REPUBLIKA.CO.ID, JAKARTA -- Komisi Pemberantasan Korupsi (KPK) rampung memeriksa Wakil Gubernur Sulawesi Selatan (Sulsel) Andi Sudirman Sulaiman. Pemeriksaan terhadap Plt Gubernur Sulsel itu difokuskan pada proyek pengadaan yang dilaksanakan pemerintah provinsi (pemprov) Sulsel.
"Andi Sudirman Sulaiman didalami pengetahuan yang bersangkutan diantaranya mengenai tupoksi selaku Wakil Gubernur dan berbagai proyek pengadaan yang dilaksanakan oleh Pemerintah Provinsi Sulawesi Selatan," kata Plt Juru Bicara KPK Ali Fikri di Jakarta, Selasa (23/3).
Selain Andi, KPK juga memeriksa dua orang wiraswasta yakni Andi Gunawan dan Thiawudy Wikarso. Ali mengatakan, penyidik mengonfirmasi kepada Andi antara lain terkait berbagai proyek yang dikerjakan oleh saksi sebagai salah satu Kontraktor di Sulawesi Selatan.
"Sedangkan Thiawudy didalami pengetahuannya terkait dugaan adanya aliran sejumlah dana ke tersangka NA (Nurdin Abdullah)," katanya.
Selain ketiga saksi tersebut, penyidik KPK juga menjadwalkan pemeriksaan pihak wiraswasta lainnya, Petrus Yalim. Ali mengatakan, saksi tersebut mengonfirmasi tidak dapat hadir dan akan dilakukan pemanggilan ulang.
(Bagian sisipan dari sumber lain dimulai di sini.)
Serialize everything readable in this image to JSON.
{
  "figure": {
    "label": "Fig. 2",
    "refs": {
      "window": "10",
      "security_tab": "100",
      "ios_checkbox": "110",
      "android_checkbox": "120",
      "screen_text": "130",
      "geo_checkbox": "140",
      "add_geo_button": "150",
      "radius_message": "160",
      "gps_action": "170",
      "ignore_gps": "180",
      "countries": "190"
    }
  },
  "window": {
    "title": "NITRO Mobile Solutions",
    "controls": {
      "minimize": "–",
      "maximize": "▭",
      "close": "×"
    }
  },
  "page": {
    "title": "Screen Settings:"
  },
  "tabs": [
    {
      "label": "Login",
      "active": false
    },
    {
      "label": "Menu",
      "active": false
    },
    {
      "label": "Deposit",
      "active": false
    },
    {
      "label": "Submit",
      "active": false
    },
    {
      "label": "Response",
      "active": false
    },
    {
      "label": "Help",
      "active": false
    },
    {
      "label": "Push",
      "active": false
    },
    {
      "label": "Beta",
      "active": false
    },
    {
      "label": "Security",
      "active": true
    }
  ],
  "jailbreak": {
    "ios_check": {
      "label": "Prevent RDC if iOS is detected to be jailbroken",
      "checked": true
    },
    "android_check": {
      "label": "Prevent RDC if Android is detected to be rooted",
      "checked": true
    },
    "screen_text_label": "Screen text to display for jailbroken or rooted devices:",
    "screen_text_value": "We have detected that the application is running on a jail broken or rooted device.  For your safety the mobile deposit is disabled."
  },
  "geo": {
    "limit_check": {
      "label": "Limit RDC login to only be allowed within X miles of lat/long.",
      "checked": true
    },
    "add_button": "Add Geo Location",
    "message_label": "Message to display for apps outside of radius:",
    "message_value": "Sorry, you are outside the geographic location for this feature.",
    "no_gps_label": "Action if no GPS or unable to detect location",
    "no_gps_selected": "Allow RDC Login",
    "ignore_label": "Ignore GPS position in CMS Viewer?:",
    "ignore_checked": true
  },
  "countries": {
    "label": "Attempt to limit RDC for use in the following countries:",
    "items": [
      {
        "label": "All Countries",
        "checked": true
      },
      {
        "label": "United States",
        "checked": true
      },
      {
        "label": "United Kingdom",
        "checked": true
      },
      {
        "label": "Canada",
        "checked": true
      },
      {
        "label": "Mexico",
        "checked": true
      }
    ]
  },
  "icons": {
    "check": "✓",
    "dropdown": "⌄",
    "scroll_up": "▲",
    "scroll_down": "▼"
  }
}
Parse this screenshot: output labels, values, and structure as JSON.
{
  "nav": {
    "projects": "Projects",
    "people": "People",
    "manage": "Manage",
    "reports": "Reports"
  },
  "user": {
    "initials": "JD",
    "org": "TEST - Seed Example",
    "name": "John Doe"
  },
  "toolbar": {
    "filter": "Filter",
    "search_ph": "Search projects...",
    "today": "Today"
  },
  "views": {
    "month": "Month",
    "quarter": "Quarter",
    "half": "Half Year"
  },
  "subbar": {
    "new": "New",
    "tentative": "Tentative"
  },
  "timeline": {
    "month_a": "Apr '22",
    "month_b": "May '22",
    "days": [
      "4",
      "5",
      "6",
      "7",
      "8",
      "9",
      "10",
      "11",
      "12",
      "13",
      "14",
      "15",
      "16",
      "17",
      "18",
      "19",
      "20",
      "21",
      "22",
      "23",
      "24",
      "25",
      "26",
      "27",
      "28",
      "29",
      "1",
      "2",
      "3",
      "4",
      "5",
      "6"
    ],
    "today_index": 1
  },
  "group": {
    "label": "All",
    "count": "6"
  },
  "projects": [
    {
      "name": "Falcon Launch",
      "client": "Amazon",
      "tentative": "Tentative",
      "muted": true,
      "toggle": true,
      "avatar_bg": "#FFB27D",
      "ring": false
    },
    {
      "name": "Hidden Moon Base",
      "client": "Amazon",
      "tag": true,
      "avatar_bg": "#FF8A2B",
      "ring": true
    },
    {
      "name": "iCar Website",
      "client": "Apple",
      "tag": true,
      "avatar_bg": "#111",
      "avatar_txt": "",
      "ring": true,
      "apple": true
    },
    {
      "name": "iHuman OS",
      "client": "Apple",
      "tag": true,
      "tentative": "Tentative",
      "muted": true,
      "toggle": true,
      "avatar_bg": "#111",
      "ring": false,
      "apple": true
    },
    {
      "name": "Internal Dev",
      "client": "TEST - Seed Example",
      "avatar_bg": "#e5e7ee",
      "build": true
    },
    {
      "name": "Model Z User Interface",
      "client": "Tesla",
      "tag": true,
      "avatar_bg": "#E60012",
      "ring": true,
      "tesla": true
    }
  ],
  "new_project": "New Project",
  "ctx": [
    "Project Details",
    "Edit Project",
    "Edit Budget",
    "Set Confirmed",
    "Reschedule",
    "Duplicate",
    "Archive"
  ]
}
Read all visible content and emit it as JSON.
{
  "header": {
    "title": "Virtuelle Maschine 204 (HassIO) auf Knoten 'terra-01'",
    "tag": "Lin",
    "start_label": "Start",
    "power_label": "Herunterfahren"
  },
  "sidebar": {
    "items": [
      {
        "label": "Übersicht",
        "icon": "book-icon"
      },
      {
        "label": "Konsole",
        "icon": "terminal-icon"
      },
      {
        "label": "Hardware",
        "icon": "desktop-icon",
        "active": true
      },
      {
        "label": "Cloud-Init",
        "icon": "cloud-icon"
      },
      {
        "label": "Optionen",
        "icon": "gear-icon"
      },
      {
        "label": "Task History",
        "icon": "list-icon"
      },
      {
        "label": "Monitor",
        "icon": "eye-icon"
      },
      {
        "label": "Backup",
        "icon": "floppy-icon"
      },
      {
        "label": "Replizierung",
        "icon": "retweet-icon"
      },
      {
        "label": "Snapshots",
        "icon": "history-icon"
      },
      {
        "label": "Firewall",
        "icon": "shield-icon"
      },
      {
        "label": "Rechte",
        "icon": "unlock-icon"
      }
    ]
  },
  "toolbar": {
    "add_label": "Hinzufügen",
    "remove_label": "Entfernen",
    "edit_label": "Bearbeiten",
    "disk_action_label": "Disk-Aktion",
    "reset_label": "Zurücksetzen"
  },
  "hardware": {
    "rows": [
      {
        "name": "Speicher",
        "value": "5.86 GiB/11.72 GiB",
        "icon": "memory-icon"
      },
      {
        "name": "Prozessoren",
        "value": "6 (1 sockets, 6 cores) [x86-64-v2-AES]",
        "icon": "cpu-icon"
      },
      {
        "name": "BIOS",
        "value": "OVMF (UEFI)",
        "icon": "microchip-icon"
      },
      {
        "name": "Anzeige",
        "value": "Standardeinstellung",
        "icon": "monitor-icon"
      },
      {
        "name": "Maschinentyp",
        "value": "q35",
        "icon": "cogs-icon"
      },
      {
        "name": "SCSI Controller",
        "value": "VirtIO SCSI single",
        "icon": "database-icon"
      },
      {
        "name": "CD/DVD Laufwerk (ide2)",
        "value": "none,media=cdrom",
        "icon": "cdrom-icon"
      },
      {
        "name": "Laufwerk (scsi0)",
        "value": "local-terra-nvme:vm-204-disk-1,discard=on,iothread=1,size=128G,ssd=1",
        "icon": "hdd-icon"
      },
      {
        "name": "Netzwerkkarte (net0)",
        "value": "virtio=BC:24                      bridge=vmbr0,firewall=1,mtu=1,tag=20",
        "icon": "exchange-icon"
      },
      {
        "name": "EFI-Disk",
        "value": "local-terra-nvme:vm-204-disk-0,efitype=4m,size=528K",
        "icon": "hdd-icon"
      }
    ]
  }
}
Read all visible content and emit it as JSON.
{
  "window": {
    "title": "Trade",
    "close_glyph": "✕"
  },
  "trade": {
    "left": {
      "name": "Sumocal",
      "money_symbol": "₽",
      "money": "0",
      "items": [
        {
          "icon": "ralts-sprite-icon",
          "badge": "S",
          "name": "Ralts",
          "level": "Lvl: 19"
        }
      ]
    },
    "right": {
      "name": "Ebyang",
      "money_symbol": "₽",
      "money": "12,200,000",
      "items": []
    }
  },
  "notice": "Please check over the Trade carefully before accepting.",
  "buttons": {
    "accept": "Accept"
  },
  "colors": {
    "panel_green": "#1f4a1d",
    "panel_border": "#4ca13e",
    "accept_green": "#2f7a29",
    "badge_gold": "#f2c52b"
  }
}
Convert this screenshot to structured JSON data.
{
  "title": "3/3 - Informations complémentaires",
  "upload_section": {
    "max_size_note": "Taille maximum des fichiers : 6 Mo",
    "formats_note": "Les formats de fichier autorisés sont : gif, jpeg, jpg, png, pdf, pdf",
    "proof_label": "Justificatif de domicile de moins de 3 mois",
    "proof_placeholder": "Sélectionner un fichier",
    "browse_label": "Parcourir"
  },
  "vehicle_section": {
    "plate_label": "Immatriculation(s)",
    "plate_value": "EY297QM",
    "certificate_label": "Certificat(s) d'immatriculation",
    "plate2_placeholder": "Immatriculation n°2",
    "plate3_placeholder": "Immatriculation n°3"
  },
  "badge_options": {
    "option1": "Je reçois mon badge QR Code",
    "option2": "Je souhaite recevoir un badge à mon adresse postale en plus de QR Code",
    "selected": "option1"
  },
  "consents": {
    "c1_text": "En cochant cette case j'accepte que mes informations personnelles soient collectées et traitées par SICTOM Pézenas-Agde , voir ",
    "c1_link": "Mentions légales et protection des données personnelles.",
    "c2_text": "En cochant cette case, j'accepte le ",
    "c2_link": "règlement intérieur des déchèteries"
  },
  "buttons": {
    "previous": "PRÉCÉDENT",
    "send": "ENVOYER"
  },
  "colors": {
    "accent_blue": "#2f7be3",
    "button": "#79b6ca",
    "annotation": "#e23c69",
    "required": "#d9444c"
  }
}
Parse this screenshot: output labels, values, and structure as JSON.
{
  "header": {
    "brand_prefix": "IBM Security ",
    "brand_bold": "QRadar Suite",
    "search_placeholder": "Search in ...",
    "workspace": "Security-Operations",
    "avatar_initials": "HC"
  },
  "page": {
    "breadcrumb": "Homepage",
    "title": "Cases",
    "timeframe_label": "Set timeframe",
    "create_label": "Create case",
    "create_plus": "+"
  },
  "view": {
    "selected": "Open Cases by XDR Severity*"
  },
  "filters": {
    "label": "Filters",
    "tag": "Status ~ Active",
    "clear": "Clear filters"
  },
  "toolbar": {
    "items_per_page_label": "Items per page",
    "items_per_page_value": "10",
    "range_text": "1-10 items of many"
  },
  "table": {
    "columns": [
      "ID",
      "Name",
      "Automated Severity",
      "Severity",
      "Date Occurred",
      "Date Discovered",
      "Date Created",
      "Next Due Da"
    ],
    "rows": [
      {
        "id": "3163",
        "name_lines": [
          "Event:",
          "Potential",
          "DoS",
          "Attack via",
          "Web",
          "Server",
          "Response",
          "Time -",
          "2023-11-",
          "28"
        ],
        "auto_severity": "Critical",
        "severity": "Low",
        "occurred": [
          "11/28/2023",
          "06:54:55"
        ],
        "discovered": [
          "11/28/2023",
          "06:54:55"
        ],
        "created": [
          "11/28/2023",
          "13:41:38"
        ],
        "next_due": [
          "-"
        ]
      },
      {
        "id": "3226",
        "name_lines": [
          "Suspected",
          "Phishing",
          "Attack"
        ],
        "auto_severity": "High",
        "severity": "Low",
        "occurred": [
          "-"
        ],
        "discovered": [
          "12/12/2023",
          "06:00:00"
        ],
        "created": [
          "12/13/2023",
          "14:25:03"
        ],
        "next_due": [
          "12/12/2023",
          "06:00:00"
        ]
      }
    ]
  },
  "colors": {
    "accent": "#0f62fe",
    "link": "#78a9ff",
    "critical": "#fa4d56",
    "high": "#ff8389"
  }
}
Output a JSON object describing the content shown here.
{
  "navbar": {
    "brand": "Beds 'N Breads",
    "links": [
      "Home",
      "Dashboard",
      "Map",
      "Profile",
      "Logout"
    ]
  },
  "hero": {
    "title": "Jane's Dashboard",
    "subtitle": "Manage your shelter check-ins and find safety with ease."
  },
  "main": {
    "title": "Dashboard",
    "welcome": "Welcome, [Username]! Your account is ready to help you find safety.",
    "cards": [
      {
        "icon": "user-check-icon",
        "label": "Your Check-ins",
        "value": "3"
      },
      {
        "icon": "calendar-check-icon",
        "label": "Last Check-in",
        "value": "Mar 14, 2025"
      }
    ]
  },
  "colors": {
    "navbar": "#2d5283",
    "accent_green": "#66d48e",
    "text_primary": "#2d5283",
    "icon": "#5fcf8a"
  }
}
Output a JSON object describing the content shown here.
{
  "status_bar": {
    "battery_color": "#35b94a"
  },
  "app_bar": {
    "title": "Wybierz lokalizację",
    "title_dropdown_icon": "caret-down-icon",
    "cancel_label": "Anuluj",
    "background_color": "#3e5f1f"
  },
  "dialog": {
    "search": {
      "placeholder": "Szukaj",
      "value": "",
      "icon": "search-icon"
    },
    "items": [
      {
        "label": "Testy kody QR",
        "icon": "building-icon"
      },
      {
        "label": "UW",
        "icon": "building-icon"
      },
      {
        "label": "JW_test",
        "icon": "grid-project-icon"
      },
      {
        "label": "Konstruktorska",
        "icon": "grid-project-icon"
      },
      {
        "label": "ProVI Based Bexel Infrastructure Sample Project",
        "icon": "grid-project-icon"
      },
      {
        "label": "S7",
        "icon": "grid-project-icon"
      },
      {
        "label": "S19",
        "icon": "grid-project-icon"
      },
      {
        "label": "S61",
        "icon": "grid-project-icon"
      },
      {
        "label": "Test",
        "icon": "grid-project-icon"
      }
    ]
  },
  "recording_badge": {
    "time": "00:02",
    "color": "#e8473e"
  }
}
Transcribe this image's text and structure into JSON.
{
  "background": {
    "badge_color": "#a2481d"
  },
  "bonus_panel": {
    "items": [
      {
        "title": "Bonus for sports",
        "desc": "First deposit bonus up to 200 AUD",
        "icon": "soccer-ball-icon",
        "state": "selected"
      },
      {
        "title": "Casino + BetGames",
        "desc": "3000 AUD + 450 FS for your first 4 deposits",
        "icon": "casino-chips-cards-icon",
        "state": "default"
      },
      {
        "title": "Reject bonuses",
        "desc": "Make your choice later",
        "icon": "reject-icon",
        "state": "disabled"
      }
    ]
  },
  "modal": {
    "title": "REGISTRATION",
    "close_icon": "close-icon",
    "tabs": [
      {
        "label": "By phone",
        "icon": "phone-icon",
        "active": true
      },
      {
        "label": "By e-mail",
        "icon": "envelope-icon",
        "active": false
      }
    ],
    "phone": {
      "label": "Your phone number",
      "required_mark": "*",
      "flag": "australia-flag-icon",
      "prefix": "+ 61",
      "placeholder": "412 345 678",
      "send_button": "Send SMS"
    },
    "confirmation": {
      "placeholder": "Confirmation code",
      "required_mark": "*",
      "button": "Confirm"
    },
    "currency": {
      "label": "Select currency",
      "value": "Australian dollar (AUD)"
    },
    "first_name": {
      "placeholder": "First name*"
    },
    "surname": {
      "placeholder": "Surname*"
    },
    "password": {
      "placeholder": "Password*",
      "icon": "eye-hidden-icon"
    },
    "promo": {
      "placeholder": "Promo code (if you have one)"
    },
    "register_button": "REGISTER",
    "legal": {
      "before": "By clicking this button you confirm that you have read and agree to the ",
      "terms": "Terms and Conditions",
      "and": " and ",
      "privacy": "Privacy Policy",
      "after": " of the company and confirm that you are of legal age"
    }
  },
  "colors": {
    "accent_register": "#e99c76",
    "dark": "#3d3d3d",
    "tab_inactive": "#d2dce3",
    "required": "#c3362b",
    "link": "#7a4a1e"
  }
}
Seperti diketahui, Nurdin Abdullah ditetapkan tersangka bersama Sekretaris Dinas PUPR Provinsi Sulawesi Selatan Edy Rahmat. Politisi Partai berlogo kepala banteng moncong putih itu diyakini menerima suap dari Direktur PT Agung Perdana Bulukumba (APB) Agung Sucipto yang juga ditetapkan sebagai tersangka.
Dalam kasus ini, Nurdin diduga menerima suap dan gratifikasi dengan nilai total Rp 5,4 miliar terkait proyek di lingkungan Pemprov Sulsel. Duit Rp2 miliar diberikan dari Agung melalui Edy. Suap itu diberikan agar Agung dapat kembali menggarap proyek di Sulsel untuk tahun anggaran 2021.
Atas perbuatannya, Nurdin dan Edy dijerat Pasal 12 huruf a atau b atau Pasal 11 dan Pasal 12B Undang-Undang (UU) Nomor 31 Tahun 1999 tentang Pemberantasan Tindak Pidana Korupsi (Tipikor) sebagaimana diubah UU Nomor 20 Tahun 2001 juncto Pasal 55 ayat (1) ke-1 KUHP.
Sementara itu, Agung dikenakan dengan Pasal 5 ayat (1) huruf a atau b atau Pasal 13 UU Nomor 31 Tahun 1999 sebagaimana diubah dengan UU Nomor 20 Tahun 2001 juncto Pasal 55 ayat (1) ke-1 KUHP.